Flowers in Pipalnagar—do they exist?

I have known flowers in poetry, and as a child I knew a garden in Lucknow where there were fields of flowers, and another garden where only roses grew. In the fields round Pipalnagar I have seen dandelions that evaporate when you breathe on them, and sometimes a yellow buttercup nestling among thistles. But in our Mohalla, there are no flowers except one. This is a marigold growing out of a crack in my balcony.

I have removed the plaster from the base of the plant, and filled in a little earth which I water every morning. The plant is healthy, and sometimes it produces a little orange marigold, which I pluck and give away before it dies.

Sometimes Suraj keeps the flower in his tray, among the combs and scent bottles and buttons that he sells. Sometimes he offers the flower to a passing child—to a girl who runs away; or it might be a boy who tears the flower to shreds. Some children keep it; others give flowers to Suraj when he passes their houses.

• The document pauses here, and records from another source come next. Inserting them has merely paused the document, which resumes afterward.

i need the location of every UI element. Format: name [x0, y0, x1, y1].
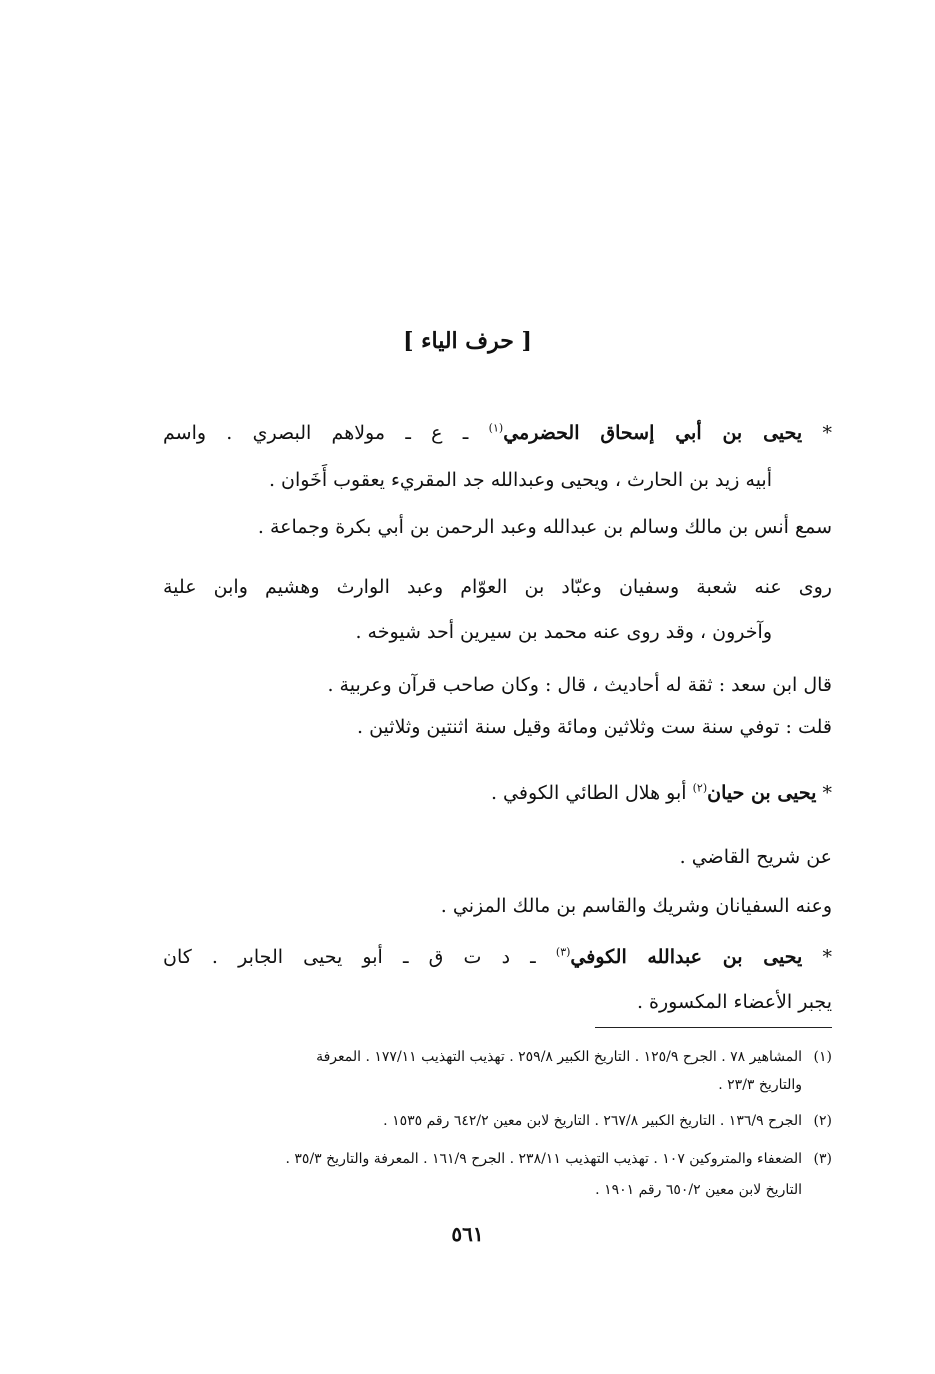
footnote-1-continued: والتاريخ ٢٣/٣ .	[718, 1077, 802, 1093]
footnote-number: (١)	[813, 1049, 832, 1065]
entry-3-text: ـ د ت ق ـ أبو يحيى الجابر . كان	[163, 946, 536, 968]
footnote-separator	[595, 1027, 832, 1028]
entry-2-line-2: عن شريح القاضي .	[679, 846, 832, 868]
entry-3-line-2: يجبر الأعضاء المكسورة .	[636, 991, 832, 1013]
footnote-number: (٢)	[813, 1113, 832, 1129]
section-heading: [ حرف الياء ]	[403, 328, 532, 354]
footnote-3	[163, 1146, 832, 1172]
entry-1-line-7: قلت : توفي سنة ست وثلاثين ومائة وقيل سنة اثنتين وثلاثين .	[357, 716, 832, 738]
entry-3-line-1	[163, 942, 832, 972]
footnote-3-continued: التاريخ لابن معين ٦٥٠/٢ رقم ١٩٠١ .	[595, 1182, 802, 1198]
footnote-text: الضعفاء والمتروكين ١٠٧ . تهذيب التهذيب ٢٣٨/١١ . الجرح ١٦١/٩ . المعرفة والتاريخ ٣٥/٣ .	[285, 1151, 802, 1167]
entry-1-text: ـ ع ـ مولاهم البصري . واسم	[163, 422, 469, 444]
entry-1-line-2: أبيه زيد بن الحارث ، ويحيى وعبدالله جد المقريء يعقوب أَخَوان .	[268, 469, 772, 491]
entry-2-name: يحيى بن حيان	[707, 782, 817, 804]
footnote-ref-3: (٣)	[555, 945, 571, 959]
entry-2-line-3: وعنه السفيانان وشريك والقاسم بن مالك المزني .	[440, 895, 832, 917]
footnote-text: المشاهير ٧٨ . الجرح ١٢٥/٩ . التاريخ الكبير ٢٥٩/٨ . تهذيب التهذيب ١٧٧/١١ . المعرفة	[316, 1049, 802, 1065]
entry-1-name: يحيى بن أبي إسحاق الحضرمي	[503, 422, 803, 444]
entry-3-name: يحيى بن عبدالله الكوفي	[570, 946, 803, 968]
entry-1-line-5: وآخرون ، وقد روى عنه محمد بن سيرين أحد شيوخه .	[355, 621, 772, 643]
footnote-ref-1: (١)	[488, 421, 504, 435]
entry-2-text: أبو هلال الطائي الكوفي .	[490, 782, 687, 804]
entry-marker: *	[822, 946, 832, 968]
page-number: ٥٦١	[451, 1222, 484, 1246]
entry-1-line-3: سمع أنس بن مالك وسالم بن عبدالله وعبد الرحمن بن أبي بكرة وجماعة .	[257, 516, 832, 538]
entry-1-line-4: روى عنه شعبة وسفيان وعبّاد بن العوّام وعبد الوارث وهشيم وابن علية	[163, 576, 832, 598]
footnote-text: الجرح ١٣٦/٩ . التاريخ الكبير ٢٦٧/٨ . التاريخ لابن معين ٦٤٢/٢ رقم ١٥٣٥ .	[383, 1113, 802, 1129]
entry-1-line-1	[163, 418, 832, 448]
entry-2-line-1	[491, 778, 832, 808]
footnote-1	[163, 1044, 832, 1070]
entry-marker: *	[822, 422, 833, 444]
footnote-2	[163, 1108, 832, 1134]
entry-1-line-6: قال ابن سعد : ثقة له أحاديث ، قال : وكان صاحب قرآن وعربية .	[327, 674, 832, 696]
footnote-number: (٣)	[813, 1151, 832, 1167]
footnote-ref-2: (٢)	[692, 781, 708, 795]
entry-marker: *	[822, 782, 832, 804]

Suraj has a flute which he plays whenever he is tired of going from house to house.

He will sit beneath a shady banyan or peepul, put his tray aside, and take out his flute. The haunting little notes travel down the road in the afternoon stillness, and children come to sit beside him and listen to the flute music. They are very quiet when he plays, because there is a little sadness about his music, and children especially can sense that sadness.

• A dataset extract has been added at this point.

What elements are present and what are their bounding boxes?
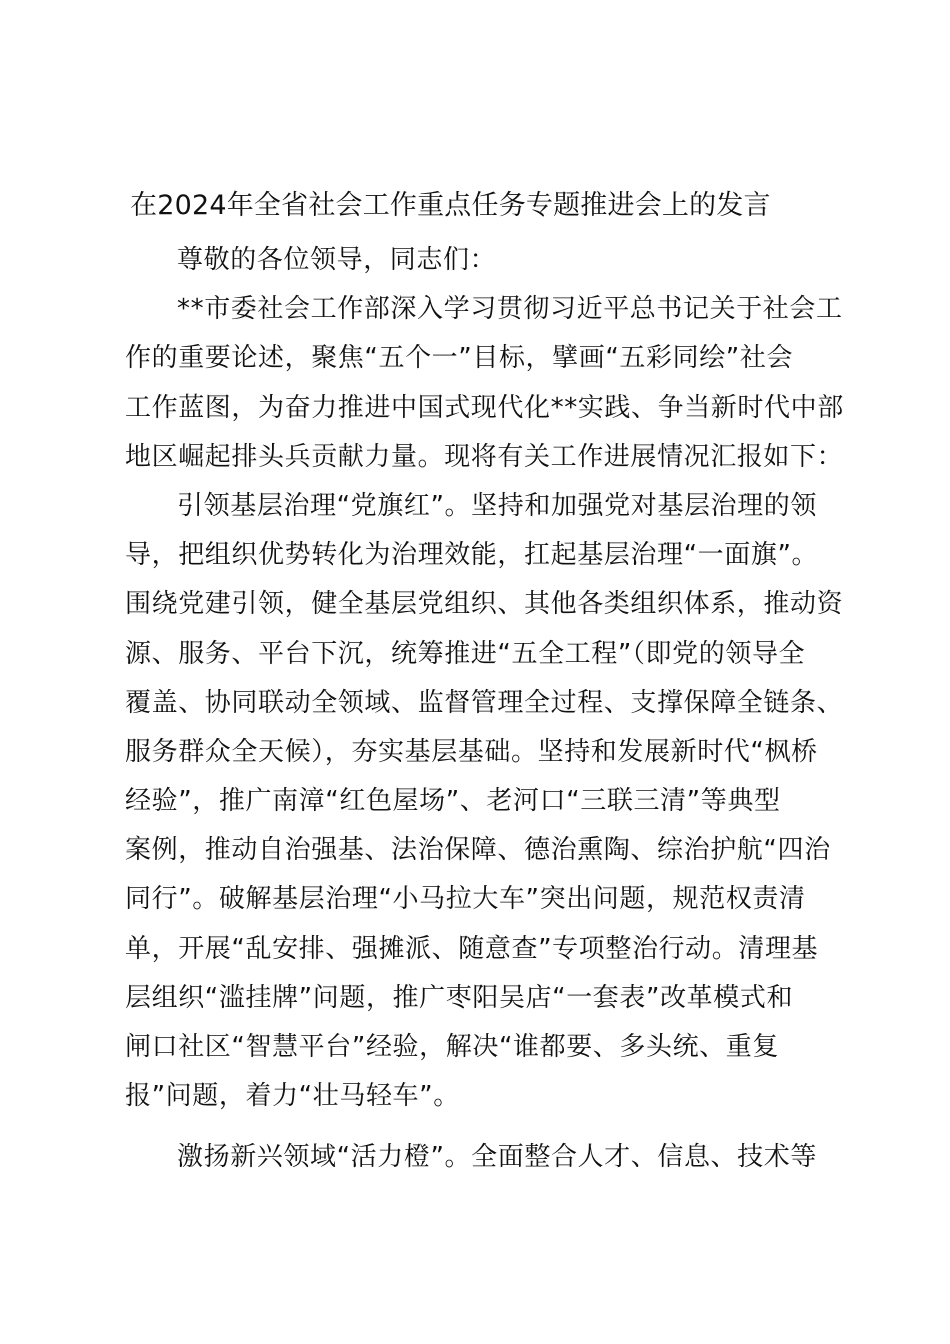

Suraj has made flutes out of pieces of bamboo; but he never sells them, he gives them away to the children he likes. He will sell anything, but not his flutes.

Sometimes Suraj plays his flutes at night, when I am lying awake on the cot, unable to sleep; and even when I fall asleep, the flute is playing in my dreams. Sometimes he brings it with him to the crooked tree, and plays it for the benefit of the birds; but the parrots only make harsh noises and fly away.

Once, when Suraj was playing his flute to a group of children, he had a fit. The flute fell from his hands, and he began to roll about in the dust on the roadside. The children were frightened and ran away.